Newspaper article - Sixty approve the selection of site. Magnificent Prospect From Saanich Hill for Observatory.

Among his many talents, Plaskett was a very good promoter. He found many ways to highlight the site (as in this story), the observatory, and his work. This aspect of Plaskett was not appreciated by some of his peers.

The enormous telescope was officially opened with great fanfare in June of 1918 by the Lieutenant Governor of BC, Sir Frank Barnard. It was considered a “marvel of modern engineering.” The celebration for the completed telescope drew prominent visitors from every corner of the region, as well as from the US. At the official opening, Plaskett announced that the “institution would be open to the public every Saturday night hereafter.” This tradition of Saturday night viewing continues to this day. The telescope became an international tourist attraction overnight as the largest telescope in the world that an “ordinary” visitor could look through.


Newspaper Clipping: OBSERVATORY ATTRACTS MANY. Great 72 - Inch Reflecting Telescope on Little Saanich Mountain Drawing Visitors From Afar.

With the opening of the telescope in 1918, Victoria saw an increase in visitors as the observatory attracted people, This was the largest telescope in the world that the public could visit. Later, bus tours would visit the observatory before visiting the recently open Butchart Gardens.

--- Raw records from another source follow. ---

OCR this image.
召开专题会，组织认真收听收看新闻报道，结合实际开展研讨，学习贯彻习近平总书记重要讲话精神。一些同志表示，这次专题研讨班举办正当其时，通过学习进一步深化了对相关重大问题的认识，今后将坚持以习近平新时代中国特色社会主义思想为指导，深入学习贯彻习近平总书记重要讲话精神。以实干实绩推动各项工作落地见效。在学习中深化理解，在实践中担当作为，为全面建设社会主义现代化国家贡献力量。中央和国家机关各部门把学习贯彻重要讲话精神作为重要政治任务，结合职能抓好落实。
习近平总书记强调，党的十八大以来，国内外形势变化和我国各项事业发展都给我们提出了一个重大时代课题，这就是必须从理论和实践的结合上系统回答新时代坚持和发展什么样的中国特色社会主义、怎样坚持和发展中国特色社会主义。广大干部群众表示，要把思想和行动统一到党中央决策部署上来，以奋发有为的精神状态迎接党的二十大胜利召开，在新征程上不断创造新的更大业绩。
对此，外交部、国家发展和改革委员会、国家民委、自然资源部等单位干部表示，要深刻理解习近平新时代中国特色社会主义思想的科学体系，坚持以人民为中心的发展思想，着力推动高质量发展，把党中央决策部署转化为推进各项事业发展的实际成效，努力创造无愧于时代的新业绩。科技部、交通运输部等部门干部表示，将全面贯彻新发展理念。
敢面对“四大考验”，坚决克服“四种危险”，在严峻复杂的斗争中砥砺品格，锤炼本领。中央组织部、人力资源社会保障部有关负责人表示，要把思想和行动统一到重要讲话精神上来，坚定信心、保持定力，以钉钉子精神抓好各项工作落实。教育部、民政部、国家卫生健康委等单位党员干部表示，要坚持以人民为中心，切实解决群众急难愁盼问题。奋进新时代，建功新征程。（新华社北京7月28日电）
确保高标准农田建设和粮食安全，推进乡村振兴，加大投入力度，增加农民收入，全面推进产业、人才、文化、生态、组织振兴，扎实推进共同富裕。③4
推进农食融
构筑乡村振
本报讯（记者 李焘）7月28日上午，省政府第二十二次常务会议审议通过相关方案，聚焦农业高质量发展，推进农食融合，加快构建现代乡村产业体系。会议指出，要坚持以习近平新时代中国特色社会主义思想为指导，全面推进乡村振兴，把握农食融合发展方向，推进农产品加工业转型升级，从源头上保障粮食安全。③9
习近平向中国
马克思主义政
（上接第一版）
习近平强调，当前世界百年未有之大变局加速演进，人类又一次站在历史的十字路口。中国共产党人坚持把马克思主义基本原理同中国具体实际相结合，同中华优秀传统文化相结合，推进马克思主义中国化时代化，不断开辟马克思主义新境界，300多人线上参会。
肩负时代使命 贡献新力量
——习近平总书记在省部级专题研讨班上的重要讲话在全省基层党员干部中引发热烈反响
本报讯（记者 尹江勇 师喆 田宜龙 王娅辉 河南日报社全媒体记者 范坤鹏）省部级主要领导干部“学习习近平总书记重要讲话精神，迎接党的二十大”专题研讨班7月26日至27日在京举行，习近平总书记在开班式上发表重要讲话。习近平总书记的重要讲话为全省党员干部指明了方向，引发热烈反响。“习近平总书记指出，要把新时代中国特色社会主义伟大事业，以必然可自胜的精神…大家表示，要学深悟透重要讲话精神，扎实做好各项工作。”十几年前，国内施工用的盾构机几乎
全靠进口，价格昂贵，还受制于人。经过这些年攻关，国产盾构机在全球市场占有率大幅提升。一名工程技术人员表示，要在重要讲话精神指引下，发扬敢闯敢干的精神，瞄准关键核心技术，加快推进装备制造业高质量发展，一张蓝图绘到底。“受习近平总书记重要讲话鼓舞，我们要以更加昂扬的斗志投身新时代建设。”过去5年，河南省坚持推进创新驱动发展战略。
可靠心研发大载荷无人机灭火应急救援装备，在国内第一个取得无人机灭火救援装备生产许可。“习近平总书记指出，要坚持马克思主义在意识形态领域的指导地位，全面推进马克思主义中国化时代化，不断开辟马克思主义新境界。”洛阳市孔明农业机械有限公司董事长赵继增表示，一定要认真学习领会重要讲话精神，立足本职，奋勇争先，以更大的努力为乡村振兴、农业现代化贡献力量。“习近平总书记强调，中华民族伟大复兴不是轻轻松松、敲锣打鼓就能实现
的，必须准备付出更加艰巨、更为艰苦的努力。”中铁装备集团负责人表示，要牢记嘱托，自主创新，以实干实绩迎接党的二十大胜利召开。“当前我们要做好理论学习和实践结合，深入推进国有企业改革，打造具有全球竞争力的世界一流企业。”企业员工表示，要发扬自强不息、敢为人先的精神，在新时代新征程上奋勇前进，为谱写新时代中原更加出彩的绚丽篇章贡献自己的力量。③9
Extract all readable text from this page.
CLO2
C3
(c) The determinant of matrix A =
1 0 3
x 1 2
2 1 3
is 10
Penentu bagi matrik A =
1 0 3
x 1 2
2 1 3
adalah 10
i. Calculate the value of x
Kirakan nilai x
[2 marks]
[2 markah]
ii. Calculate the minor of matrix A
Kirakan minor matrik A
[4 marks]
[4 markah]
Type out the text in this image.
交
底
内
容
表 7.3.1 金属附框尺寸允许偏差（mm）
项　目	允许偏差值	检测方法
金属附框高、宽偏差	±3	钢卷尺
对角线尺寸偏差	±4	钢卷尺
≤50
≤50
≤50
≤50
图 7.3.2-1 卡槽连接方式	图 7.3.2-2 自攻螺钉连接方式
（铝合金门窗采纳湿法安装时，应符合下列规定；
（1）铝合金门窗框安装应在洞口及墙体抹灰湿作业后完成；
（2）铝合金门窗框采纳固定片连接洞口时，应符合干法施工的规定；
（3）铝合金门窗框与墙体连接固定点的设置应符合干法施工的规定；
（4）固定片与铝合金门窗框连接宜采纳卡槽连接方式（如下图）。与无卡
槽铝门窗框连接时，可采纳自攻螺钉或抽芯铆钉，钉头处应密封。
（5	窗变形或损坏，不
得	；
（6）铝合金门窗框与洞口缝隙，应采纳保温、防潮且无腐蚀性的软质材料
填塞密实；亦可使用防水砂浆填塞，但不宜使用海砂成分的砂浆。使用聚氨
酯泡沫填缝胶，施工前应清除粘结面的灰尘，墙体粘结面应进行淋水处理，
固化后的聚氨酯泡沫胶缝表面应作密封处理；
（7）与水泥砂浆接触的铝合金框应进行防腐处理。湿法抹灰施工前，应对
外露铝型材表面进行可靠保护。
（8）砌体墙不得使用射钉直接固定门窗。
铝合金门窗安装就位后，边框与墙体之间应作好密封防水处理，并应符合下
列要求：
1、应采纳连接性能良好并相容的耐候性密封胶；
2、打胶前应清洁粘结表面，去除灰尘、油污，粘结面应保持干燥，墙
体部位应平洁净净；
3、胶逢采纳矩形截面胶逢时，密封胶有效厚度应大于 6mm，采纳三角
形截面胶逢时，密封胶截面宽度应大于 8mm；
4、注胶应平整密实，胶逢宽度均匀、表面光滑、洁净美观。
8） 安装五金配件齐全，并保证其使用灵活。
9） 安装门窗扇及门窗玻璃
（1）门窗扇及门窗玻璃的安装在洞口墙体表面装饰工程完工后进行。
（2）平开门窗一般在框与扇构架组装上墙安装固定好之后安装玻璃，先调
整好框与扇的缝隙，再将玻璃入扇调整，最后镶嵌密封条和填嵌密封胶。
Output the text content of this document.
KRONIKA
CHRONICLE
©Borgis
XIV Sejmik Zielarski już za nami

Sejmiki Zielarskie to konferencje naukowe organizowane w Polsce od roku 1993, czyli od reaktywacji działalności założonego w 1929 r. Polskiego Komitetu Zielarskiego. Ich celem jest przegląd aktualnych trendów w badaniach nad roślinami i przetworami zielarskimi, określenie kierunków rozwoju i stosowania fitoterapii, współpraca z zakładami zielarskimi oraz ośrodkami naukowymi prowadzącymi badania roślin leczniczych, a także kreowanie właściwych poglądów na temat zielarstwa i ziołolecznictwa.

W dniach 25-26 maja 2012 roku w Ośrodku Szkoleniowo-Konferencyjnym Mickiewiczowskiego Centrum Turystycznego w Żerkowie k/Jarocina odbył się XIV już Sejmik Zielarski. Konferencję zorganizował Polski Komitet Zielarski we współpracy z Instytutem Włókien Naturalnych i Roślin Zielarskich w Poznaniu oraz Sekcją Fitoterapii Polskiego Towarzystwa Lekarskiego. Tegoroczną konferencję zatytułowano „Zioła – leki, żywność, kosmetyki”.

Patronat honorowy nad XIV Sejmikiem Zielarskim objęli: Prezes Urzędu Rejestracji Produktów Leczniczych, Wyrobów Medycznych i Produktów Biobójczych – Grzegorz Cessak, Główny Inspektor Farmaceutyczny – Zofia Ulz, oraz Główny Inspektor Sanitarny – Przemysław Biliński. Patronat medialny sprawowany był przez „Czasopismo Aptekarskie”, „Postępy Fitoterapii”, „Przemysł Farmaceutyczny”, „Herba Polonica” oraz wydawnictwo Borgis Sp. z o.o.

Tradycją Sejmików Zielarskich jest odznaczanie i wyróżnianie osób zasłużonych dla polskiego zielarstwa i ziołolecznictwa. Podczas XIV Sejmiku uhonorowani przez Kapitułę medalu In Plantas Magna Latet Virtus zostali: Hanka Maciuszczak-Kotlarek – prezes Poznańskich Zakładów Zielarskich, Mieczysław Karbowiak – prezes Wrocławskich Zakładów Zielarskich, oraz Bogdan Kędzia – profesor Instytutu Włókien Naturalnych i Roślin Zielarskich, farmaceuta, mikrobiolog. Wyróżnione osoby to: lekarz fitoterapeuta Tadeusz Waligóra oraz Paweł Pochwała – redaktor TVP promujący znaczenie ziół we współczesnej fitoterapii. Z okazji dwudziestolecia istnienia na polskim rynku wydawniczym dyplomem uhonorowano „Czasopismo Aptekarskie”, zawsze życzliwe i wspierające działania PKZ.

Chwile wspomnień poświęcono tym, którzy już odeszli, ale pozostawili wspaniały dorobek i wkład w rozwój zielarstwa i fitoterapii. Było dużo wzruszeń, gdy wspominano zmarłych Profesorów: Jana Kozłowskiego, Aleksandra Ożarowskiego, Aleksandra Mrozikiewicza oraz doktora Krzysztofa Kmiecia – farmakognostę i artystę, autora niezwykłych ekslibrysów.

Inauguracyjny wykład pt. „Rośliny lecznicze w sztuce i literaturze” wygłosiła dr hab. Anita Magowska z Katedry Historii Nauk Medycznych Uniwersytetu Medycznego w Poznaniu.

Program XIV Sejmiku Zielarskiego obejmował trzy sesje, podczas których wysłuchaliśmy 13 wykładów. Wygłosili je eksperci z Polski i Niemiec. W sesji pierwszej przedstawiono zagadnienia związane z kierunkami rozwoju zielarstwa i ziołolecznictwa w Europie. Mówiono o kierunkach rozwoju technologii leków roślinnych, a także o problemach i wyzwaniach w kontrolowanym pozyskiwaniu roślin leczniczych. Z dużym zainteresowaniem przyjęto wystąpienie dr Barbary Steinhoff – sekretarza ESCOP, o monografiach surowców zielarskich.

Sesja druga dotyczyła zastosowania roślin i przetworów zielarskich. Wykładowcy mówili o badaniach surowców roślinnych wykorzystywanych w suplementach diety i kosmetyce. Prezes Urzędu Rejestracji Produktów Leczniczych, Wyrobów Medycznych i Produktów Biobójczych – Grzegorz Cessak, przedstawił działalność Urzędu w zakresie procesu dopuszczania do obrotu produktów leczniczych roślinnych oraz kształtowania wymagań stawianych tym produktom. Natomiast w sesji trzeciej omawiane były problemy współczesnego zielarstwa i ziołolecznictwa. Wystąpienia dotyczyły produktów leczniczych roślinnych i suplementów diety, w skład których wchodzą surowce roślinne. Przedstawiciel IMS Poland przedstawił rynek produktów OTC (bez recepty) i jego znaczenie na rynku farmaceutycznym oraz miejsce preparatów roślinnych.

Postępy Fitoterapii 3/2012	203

The observatory became a key element of promotional efforts for the city as soon as it opened. Promoters and residents envisioned the telescope elevating Victoria’s tourism reputation. They also hoped the institution would help to establish Victoria as a scientific centre.

The observatory featured prominently in tourist publications for Victoria, including newspaper advertisements, tourist brochures, and even promotional videos highlighting Victoria’s appeal as a premier tourist destination.


People could also visit the observatory via the BC Electric railway which ran by the foot of Observatory Hill. The railway made it very easy to see the top attractions on the Saanich Peninsula. The railway was closed on November 1, 1924, due to low ridership.